I was in India when Indira Gandhi was assassinated.

Indira succeeded her father, Jawaharlal Nerhu, the first Prime Minister of India, and continued the dynastic rule of the family.  Indians place great trust in their leaders and perpetuate family involvement in their rulers as a matter of course, venerating them as living deities.

Immediately after her assassination, like a Himalayan avalanche events became unstoppable and the dizzying swiftness of retributory action from an enraged populace led to unchecked violence on the imagined perpetrators, the Sikhs, deemed collectively responsible for Gandhi’s assassination.

Where was I?

Panhala is a large hill station in Maharashtra State and there are beautiful trees and natural rolling hills outlying the central huddle of homes and shops. Around the town is a wall and under Shivaji Maharaj, in the seventeenth century, it became the largest walled hill fort in India.

Panhala

Panhala

Muslims and Hindus  live peaceably side by side, and generally, all  get on well together.  Indira’s murder literally brought them closer together on the main thoroughfare through the town.

In 1984 there was only one black and white television and the owner had placed it outside his shop on a raised wooden boardwalk.  Around the television on the dusty roadside stood hundreds of townsfolk watching aghast as events unfolded.  There were looks of consternation as the facts became clear: Indira was assassinated by two-Sikh bodyguards who had killed her in retaliation for Operation Blue Star, the Indian Army’s attack on the Golden Temple in Amritsar, the holiest shrine of the Sikh religion.  The Temple had become the main centre of operations for an uprising by Bhindranwale and armed followers who wanted a cessation from Indian governance over the Punjab.

bindranwale

Jarnail Singh Bhindranwale

 

No doubt, they were a nasty lot, torturing dissenters and accumulating weapons while fortifying the temple against attack by the Indian army.

Following the assassination, more that 3,000 Sikhs were murdered.  This seemed inevitable at the time. Being India, when things fall apart events happen with an unstoppable velocity.  Bodies were found on trains arriving mostly in the northern states;  houses were burned with terrified Sikhs locked inside; others were hacked to death on the streets of Delhi.

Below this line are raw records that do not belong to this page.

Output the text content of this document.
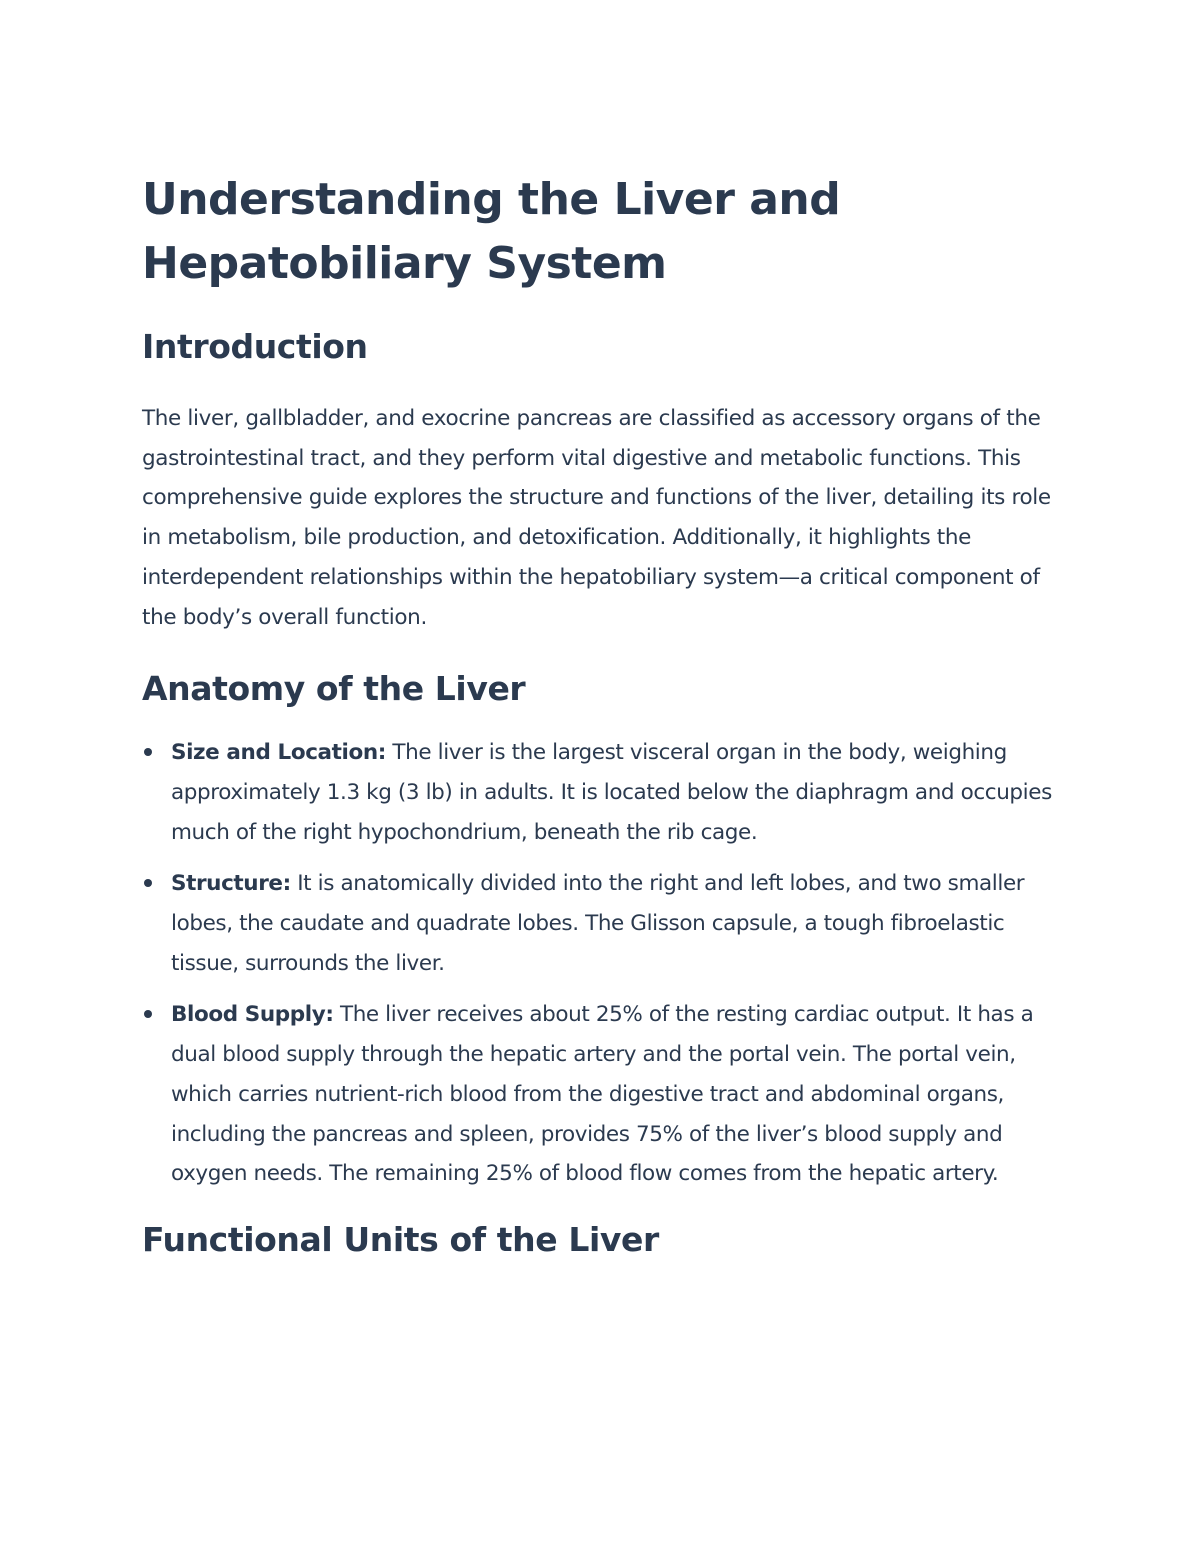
Understanding the Liver and Hepatobiliary System
Introduction

The liver, gallbladder, and exocrine pancreas are classified as accessory organs of the gastrointestinal tract, and they perform vital digestive and metabolic functions. This comprehensive guide explores the structure and functions of the liver, detailing its role in metabolism, bile production, and detoxification. Additionally, it highlights the interdependent relationships within the hepatobiliary system—a critical component of the body’s overall function.

Anatomy of the Liver
Size and Location: The liver is the largest visceral organ in the body, weighing approximately 1.3 kg (3 lb) in adults. It is located below the diaphragm and occupies much of the right hypochondrium, beneath the rib cage.
Structure: It is anatomically divided into the right and left lobes, and two smaller lobes, the caudate and quadrate lobes. The Glisson capsule, a tough fibroelastic tissue, surrounds the liver.
Blood Supply: The liver receives about 25% of the resting cardiac output. It has a dual blood supply through the hepatic artery and the portal vein. The portal vein, which carries nutrient-rich blood from the digestive tract and abdominal organs, including the pancreas and spleen, provides 75% of the liver’s blood supply and oxygen needs. The remaining 25% of blood flow comes from the hepatic artery.
Functional Units of the Liver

In the south where I was, the responses were much more sedate and tempered with understanding that a more educated population is capable of; and I saw Sikhs walking freely in  the nearest towns of Kolhapur and Belgaum in Karnataka State.

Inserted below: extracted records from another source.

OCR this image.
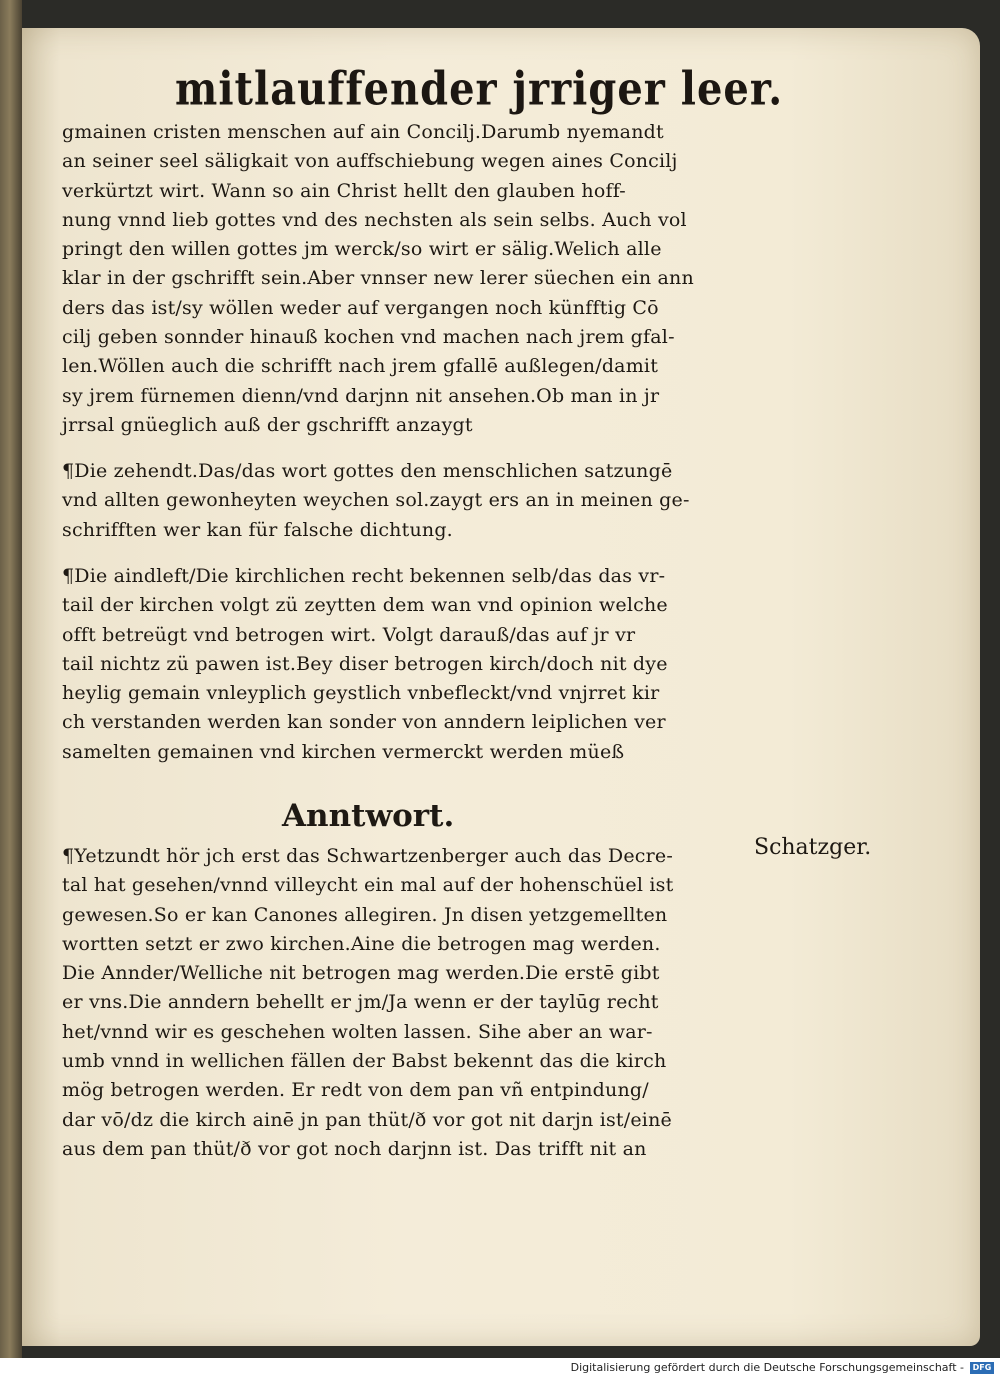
mitlauffender jrriger leer.
gmainen cristen menschen auf ain Concilj.Darumb nyemandt
an seiner seel säligkait von auffschiebung wegen aines Concilj
verkürtzt wirt. Wann so ain Christ hellt den glauben hoff-
nung vnnd lieb gottes vnd des nechsten als sein selbs. Auch vol
pringt den willen gottes jm werck/so wirt er sälig.Welich alle
klar in der gschrifft sein.Aber vnnser new lerer süechen ein ann
ders das ist/sy wöllen weder auf vergangen noch künfftig Cō
cilj geben sonnder hinauß kochen vnd machen nach jrem gfal-
len.Wöllen auch die schrifft nach jrem gfallē außlegen/damit
sy jrem fürnemen dienn/vnd darjnn nit ansehen.Ob man in jr
jrrsal gnüeglich auß der gschrifft anzaygt
¶Die zehendt.Das/das wort gottes den menschlichen satzungē
vnd allten gewonheyten weychen sol.zaygt ers an in meinen ge-
schrifften wer kan für falsche dichtung.
¶Die aindleft/Die kirchlichen recht bekennen selb/das das vr-
tail der kirchen volgt zü zeytten dem wan vnd opinion welche
offt betreügt vnd betrogen wirt. Volgt darauß/das auf jr vr
tail nichtz zü pawen ist.Bey diser betrogen kirch/doch nit dye
heylig gemain vnleyplich geystlich vnbefleckt/vnd vnjrret kir
ch verstanden werden kan sonder von anndern leiplichen ver
samelten gemainen vnd kirchen vermerckt werden müeß
Anntwort.
Schatzger.
¶Yetzundt hör jch erst das Schwartzenberger auch das Decre-
tal hat gesehen/vnnd villeycht ein mal auf der hohenschüel ist
gewesen.So er kan Canones allegiren. Jn disen yetzgemellten
wortten setzt er zwo kirchen.Aine die betrogen mag werden.
Die Annder/Welliche nit betrogen mag werden.Die erstē gibt
er vns.Die anndern behellt er jm/Ja wenn er der taylūg recht
het/vnnd wir es geschehen wolten lassen. Sihe aber an war-
umb vnnd in wellichen fällen der Babst bekennt das die kirch
mög betrogen werden. Er redt von dem pan vñ entpindung/
dar vō/dz die kirch ainē jn pan thüt/ð vor got nit darjn ist/einē
aus dem pan thüt/ð vor got noch darjnn ist. Das trifft nit an
Digitalisierung gefördert durch die Deutsche Forschungsgemeinschaft -	DFG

Later, I did visit Indira Gandhi’s residence where she was murdered at No. 1 Safdarjung Road in New Delhi and saw the exact spot where two paths crossed  and where  she was walking on her way to be interviewed by Peter Ustinov for a television documentary.  There was a feeling of unreality in seeing this lonely little path and I found it difficult to relate its peaceful ambiance to the violent and bloody event of her death and the events that followed.